Project Hi-Lite started in 2010 with the objective of making it cost-effective to use formal verification instead of testing for critical software. Just a few months before, Airbus had presented their five “must-have” criteria for adopting a formal method: soundness, applicability to the code, usability by “normal” engineers on “normal” computers, improve on classical methods, certifiability. We have had these five criteria very much in mind during these three years, and here are the results for SPARK 2014 and the associated tool GNATprove.
soundness: This is the cornerstone of the language and the tools. It is not limited to saying: "we use Hoare logic". What we want to achieve is "maximum" soundness: not only the tools cannot state wrong properties when you use them appropriately, but it should not be easy to get a false sense of confidence in the software by misusing the tools (for example by stating a wrong axiom). Many decisions were taken to ensure maximum soundness, like forbidding users from stating axioms.
###strongSPARK 2014 is the largest possible subset of Ada that still makes it possible to do formal verification. In particular, it includes generics, tagged types, discriminants, dynamic types, early returns, and many other features that were excluded from SPARK 2005. Astrium case study validated that SPARK 2014 fits real critical code. And we have made it possible to combine formal verification with testing, for those parts of the code that cannot be formally analyzed. So it's not an all-or-nothing technology, but one that you can introduce in any Ada project really.
usability by normal engineers: This is the issue that made us most busy all these years. First, we have achieved a level of automation where most proofs go through automatically, in particular the proofs of absence of run-time error. Secondly, we have tightly integrated the tools in the developer workflow (for example, through use of project files and automatically computed dependencies) and development environment (for example, the ability to run GNATprove on a specific subprogram or line od code in GPS, and the display of problematic program paths in GPS).
improve on testing: The fact that formal verification is exhaustive makes it an ideal replacement for the costly unit-testing activity mandated for critical software. The main challenge here was to facilitate progressive adoption of formal verification. Because the subprogram contracts needed for formal verification are already useful for testing (some lesson from the Astrium case study), and because GNATprove can be applied separately to individual SPARK subprograms in any Ada program, switching to formal verification can be done in a matter of days.
certifiability: When we started project Hi-Lite, the formal methods supplement for the avionics standard DO-178 was not yet finalized. Since then, it has been published with the new version of the standard, DO-178C, so today, GNATprove can be used instead of testing for critical embedded programs in planes developed at the highest levels A or B. I have co-authored paper in a paper in IEEE Software (published this month) on how to deal with the subtle issue of coverage in that case.
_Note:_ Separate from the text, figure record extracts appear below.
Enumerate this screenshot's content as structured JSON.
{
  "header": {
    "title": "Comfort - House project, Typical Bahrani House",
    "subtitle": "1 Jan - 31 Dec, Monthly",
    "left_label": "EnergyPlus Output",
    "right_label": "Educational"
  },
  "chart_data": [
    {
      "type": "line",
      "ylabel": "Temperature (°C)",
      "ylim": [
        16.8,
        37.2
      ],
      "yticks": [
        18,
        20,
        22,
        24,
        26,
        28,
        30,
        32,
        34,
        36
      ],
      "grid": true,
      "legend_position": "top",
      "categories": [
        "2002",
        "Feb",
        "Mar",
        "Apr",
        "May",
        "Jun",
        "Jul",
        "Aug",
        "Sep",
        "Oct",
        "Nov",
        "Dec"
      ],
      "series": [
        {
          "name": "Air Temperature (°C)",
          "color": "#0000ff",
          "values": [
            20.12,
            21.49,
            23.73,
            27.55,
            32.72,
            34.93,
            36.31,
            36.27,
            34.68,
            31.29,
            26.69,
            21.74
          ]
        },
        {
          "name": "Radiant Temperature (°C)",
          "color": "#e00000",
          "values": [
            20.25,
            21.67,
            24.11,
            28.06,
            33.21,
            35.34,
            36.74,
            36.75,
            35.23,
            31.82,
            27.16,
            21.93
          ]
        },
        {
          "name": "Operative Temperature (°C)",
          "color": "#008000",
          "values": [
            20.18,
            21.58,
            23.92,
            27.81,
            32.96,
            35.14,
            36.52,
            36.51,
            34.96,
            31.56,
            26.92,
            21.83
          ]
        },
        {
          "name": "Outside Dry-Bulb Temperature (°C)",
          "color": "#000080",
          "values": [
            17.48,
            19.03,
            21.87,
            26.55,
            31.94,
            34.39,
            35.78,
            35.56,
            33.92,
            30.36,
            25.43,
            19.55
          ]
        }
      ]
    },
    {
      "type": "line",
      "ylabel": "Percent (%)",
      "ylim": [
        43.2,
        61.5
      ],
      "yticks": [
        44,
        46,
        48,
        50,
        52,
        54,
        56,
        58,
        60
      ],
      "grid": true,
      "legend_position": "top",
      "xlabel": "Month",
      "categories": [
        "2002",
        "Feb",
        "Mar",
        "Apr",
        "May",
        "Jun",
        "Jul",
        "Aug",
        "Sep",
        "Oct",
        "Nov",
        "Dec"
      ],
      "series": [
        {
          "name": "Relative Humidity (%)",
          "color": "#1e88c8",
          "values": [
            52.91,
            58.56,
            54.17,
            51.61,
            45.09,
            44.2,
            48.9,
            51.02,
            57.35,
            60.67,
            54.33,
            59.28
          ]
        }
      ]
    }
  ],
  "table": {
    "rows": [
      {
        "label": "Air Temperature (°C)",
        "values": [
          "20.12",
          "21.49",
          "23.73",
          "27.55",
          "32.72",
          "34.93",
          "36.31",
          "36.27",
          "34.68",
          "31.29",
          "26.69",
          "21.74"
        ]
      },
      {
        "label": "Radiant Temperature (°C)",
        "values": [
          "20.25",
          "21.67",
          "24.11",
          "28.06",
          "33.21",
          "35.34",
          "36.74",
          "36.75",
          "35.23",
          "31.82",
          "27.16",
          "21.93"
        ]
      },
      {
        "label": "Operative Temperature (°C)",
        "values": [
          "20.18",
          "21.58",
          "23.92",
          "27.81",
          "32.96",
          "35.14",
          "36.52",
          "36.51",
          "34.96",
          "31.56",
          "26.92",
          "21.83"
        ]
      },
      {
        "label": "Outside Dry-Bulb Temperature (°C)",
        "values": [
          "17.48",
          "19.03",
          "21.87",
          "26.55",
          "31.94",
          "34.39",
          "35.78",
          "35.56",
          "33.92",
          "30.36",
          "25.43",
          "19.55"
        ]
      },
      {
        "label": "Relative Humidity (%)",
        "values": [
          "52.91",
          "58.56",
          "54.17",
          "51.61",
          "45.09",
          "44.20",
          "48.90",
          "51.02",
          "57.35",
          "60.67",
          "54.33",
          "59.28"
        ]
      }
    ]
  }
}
Of course, projects in other domains in which formal methods are already recognized (for example, railway) may also use GNATprove.
The final project meeting was the occasion to question what still needs to be improved, to better address users's needs. Regarding soundness, the modeling of floating-points as reals by GNATprove was pointed out by Astrium as problematic. Even the smallest theoretical concern that a property could be proved although it fails at run-time due to roundings, could be blocking for some users who wish to replace testing with formal verification. We agreed to investigate a true modeling of floating-points in GNATprove before the first release. Regarding applicability to the code, Astrium managed to develop its case study with almost 100% SPARK 2014 code. Regarding usability, both Altran and Astrium case studies emphasized the good level of automation of proof, although some efforts are still needed to make the technology truly usable by any engineer. In particular, Astrium case study required the insertion of assertions in the code to help the prover, as well as writing heavy loop invariants. We have ideas to improve on these specific issues before release 1.
All the slides presented during the final project meeting, as well as the final reports, are available from the project page. The slides and report on Astrium and Altran case studies are particularly interesting.